It's going to cost more to satisfy your sweet tooth. The Hershey Company, reacting to increases in the price of cocoa and other ingredients, says it's increasing wholesale prices across its U.S., Puerto Rico and export chocolate and sugar confectionery lines.
A weighted average 11 percent increase on the company's instant consumable, multi-pack and packaged candy lines is effective immediately. The changes approximate a 10 percent increase over Hershey's entire domestic product line and will help offset a portion of the significant increases in the Company's input costs, including raw materials, packaging materials, fuel, utilities, and transportation.

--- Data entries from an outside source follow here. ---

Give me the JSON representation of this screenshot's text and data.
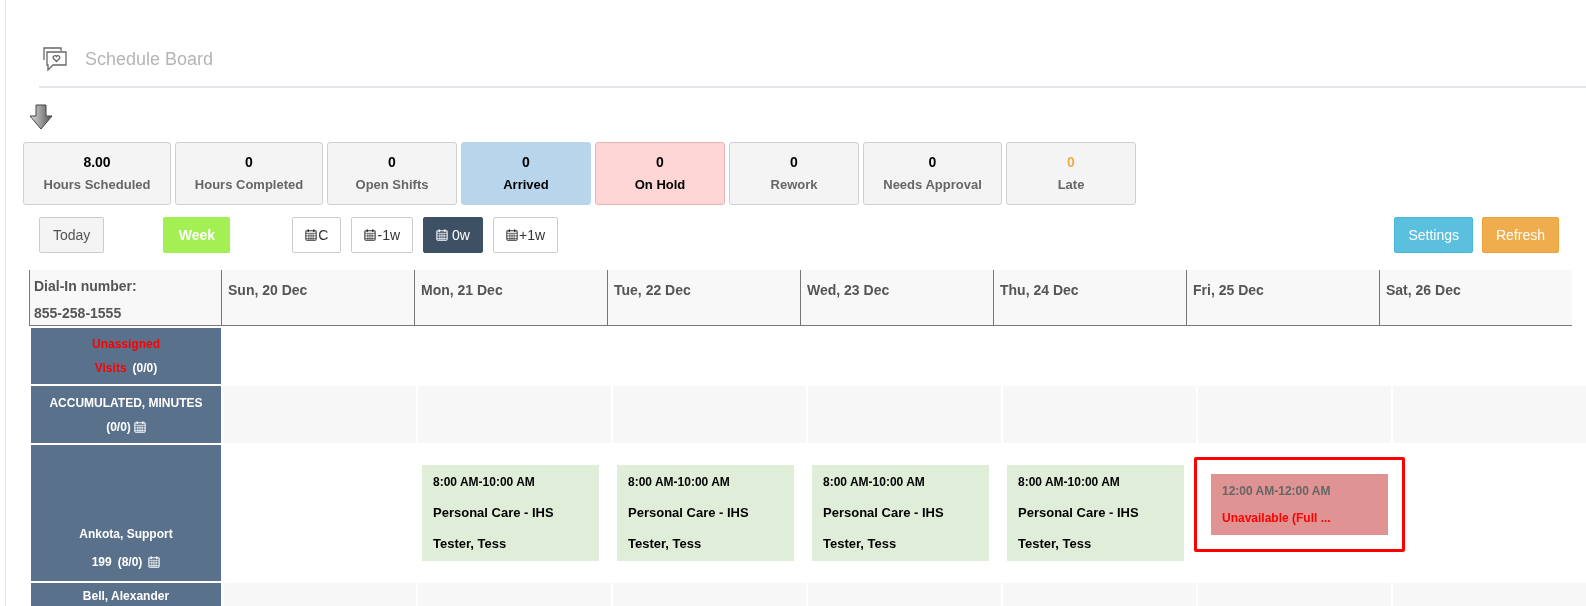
{
  "page": {
    "title": "Schedule Board"
  },
  "stats": [
    {
      "value": "8.00",
      "label": "Hours Scheduled",
      "kind": "plain"
    },
    {
      "value": "0",
      "label": "Hours Completed",
      "kind": "plain"
    },
    {
      "value": "0",
      "label": "Open Shifts",
      "kind": "plain"
    },
    {
      "value": "0",
      "label": "Arrived",
      "kind": "arrived"
    },
    {
      "value": "0",
      "label": "On Hold",
      "kind": "on_hold"
    },
    {
      "value": "0",
      "label": "Rework",
      "kind": "plain"
    },
    {
      "value": "0",
      "label": "Needs Approval",
      "kind": "plain"
    },
    {
      "value": "0",
      "label": "Late",
      "kind": "late"
    }
  ],
  "toolbar": {
    "today": "Today",
    "view": {
      "label": "Week",
      "selected": true
    },
    "nav": [
      {
        "label": "C",
        "selected": false
      },
      {
        "label": "-1w",
        "selected": false
      },
      {
        "label": "0w",
        "selected": true
      },
      {
        "label": "+1w",
        "selected": false
      }
    ],
    "settings": "Settings",
    "refresh": "Refresh"
  },
  "board": {
    "dial_in": [
      "Dial-In number:",
      "855-258-1555"
    ],
    "days": [
      "Sun, 20 Dec",
      "Mon, 21 Dec",
      "Tue, 22 Dec",
      "Wed, 23 Dec",
      "Thu, 24 Dec",
      "Fri, 25 Dec",
      "Sat, 26 Dec"
    ],
    "rows": [
      {
        "kind": "unassigned",
        "name": [
          "Unassigned",
          "Visits"
        ],
        "count": "(0/0)",
        "cells": [
          null,
          null,
          null,
          null,
          null,
          null,
          null
        ]
      },
      {
        "kind": "summary",
        "name": [
          "ACCUMULATED, MINUTES"
        ],
        "count": "(0/0)",
        "cells": [
          null,
          null,
          null,
          null,
          null,
          null,
          null
        ]
      },
      {
        "kind": "worker",
        "name": [
          "Ankota, Support"
        ],
        "id": "199",
        "count": "(8/0)",
        "cells": [
          null,
          {
            "kind": "visit",
            "time": "8:00 AM-10:00 AM",
            "title": "Personal Care - IHS",
            "client": "Tester, Tess",
            "highlighted": false
          },
          {
            "kind": "visit",
            "time": "8:00 AM-10:00 AM",
            "title": "Personal Care - IHS",
            "client": "Tester, Tess",
            "highlighted": false
          },
          {
            "kind": "visit",
            "time": "8:00 AM-10:00 AM",
            "title": "Personal Care - IHS",
            "client": "Tester, Tess",
            "highlighted": false
          },
          {
            "kind": "visit",
            "time": "8:00 AM-10:00 AM",
            "title": "Personal Care - IHS",
            "client": "Tester, Tess",
            "highlighted": false
          },
          {
            "kind": "unavailable",
            "time": "12:00 AM-12:00 AM",
            "title": "Unavailable (Full ...",
            "highlighted": true
          },
          null
        ]
      },
      {
        "kind": "partial",
        "name": [
          "Bell, Alexander"
        ],
        "cells": [
          null,
          null,
          null,
          null,
          null,
          null,
          null
        ]
      }
    ]
  }
}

"Commodity costs have been volatile over the last several years and continue to remain at levels that are well above historical averages," said David J. West, President and Chief Executive Officer, The Hershey Company. "Market prices for ingredients such as cocoa, corn sweeteners, sugar and peanuts are up 20 to 45 percent since the beginning of the year. As such, in 2009 we expect our commodity cost increase to be more than double the 2008 increase.
Hershey said it has executed a commodity hedging strategy that will firm up its 2009 commodity cost profile, but needed the price increase to maintain its profit margin.
"Hershey remains committed to providing the world's best chocolate and confectionery products made with the highest-quality ingredients. Our consumers and customers understand this and realize that Hershey products will continue to represent outstanding quality and excellent value," West said.
Food commodity prices have been rising in response to increasing global demand. Cocoa prices have hit a record high of $2,801 per ton, an increase of almost 30 percent since January, according to a report from the Cocoa Producers' Alliance.